A viewer of my video about the claim that viruses come from space noticed something I had ignored: the list of coauthors on the Steele/Wickramasinghe paper. Wickramasinghe always stacks on a long list of coauthors, which is probably one of the ways he manages to buy in support for his trash papers. Anyway, one of his coauthors is peculiar: a fellow named Robert Temple, who is affiliated with something called The History of Chinese Science and Culture Foundation, which appears to be nothing but a flashy website…an odd choice when you’re asked to list your prestigious associations. But then, Temple only has an undergraduate degree and exercises little discrimination in what he puts on his CV — I get the impression he’s one of those people desperate to get academic validation, but not so desperate that he’s willing to do the work.
His name seems to find its way on a fair number of Wickramasinghe’s papers, like this one, Growing Evidence against Global Infection-Driven by Person-to-Person Transfer of COVID-19, which tries to argue that you can’t get infected by contact with fluids from other people, so, by implication, everyone who has COVID-19 was directly infected by an infall of the virus from outer space. There may be some transmission through handshakes, he claims, but it’s primarily caused by a rain of viruses from space. This is irresponsible nonsense, and one could ask what the heck a guy with an undergraduate degree in Sanskrit is doing on the list of authors anyway. I guess if it also includes Brig Klyce, who my fellow old-timers from talk.origins will remember as the panspermia wackaloon who haunted newsgroups, they might as well chuck in any ol’ weirdo who voices support for their claims.
Jason Colavito has the full scoop on Temple. His claim to fame rests on a book called The Sirius Mystery: New Scientific Evidence of Alien Contact 5,000 Years Ago, in which he argues that “amphibious extraterrestrials from Sirius” provided advanced scientific knowledge to the Dogon people and to the Sumerians and to any random ancient culture he doesn’t believe was smart enough to actually have done the things they did.

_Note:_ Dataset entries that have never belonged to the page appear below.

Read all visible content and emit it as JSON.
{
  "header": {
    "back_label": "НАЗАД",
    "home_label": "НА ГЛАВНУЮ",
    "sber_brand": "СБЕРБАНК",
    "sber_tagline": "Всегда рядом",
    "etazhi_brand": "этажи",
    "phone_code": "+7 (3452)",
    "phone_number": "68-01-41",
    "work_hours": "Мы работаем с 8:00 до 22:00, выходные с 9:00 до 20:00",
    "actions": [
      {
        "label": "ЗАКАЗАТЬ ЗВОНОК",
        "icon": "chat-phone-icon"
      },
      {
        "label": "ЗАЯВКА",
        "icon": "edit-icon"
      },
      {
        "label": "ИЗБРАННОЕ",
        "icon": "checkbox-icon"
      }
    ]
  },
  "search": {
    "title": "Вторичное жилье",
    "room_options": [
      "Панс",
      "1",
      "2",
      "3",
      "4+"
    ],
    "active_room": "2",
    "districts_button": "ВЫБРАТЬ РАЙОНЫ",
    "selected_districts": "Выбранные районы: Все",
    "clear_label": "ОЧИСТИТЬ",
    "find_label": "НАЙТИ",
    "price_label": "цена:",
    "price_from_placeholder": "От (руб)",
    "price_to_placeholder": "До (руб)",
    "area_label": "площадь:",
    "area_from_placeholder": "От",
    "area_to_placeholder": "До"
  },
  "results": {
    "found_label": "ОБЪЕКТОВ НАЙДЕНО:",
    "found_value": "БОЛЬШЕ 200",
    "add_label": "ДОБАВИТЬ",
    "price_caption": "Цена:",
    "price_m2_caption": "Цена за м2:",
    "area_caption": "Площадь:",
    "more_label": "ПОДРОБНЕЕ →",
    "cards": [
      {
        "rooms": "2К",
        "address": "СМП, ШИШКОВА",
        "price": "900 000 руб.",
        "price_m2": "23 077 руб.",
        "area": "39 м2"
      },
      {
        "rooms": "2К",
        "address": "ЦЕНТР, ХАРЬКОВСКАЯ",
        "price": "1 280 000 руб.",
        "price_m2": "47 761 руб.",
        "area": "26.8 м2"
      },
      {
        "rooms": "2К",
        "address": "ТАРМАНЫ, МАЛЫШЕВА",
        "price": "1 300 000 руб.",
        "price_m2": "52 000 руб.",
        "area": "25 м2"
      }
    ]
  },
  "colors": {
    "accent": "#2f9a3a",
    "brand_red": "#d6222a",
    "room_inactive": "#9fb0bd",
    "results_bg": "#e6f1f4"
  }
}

Yeah, he’s one of those pseudoarchaeologists who believes in ancient astronauts. On the basis of those exemplary credentials, he’s now getting stuffed onto papers by the Panspermia Mafia. If you must, you can listen to him blather on for over an hour and a half on the Dogon people (I wasn’t able to listen to it — he’s one of the more goddamn boring and pretentious lecturers I’ve ever heard). Also, annoyingly, he calls himself “Professor Temple”, despite having no academic appointment anywhere. He obviously knows nothing about virology, epidemiology, or biology in general — he’s just a poseur who gets his name on papers he’s not qualified to critique. But then, I could say the same thing about Chandra Wickramasinghe.
When I tried to track down this coauthor, though, another discovery is that the Wickramasinghe group have gone on a disgraceful binge recently, taking advantage of legitimate concerns about the pandemic to flood various journals with bad papers about COVID-19. I’ll repeat what I said before: if a paper has Wickramasinghe’s name on it, it’s garbage. Use his name as a filter, and you’ll cull out a lot of dross. It’s too bad the scientific publishers haven’t figured this out yet and blacklisted him, as they should.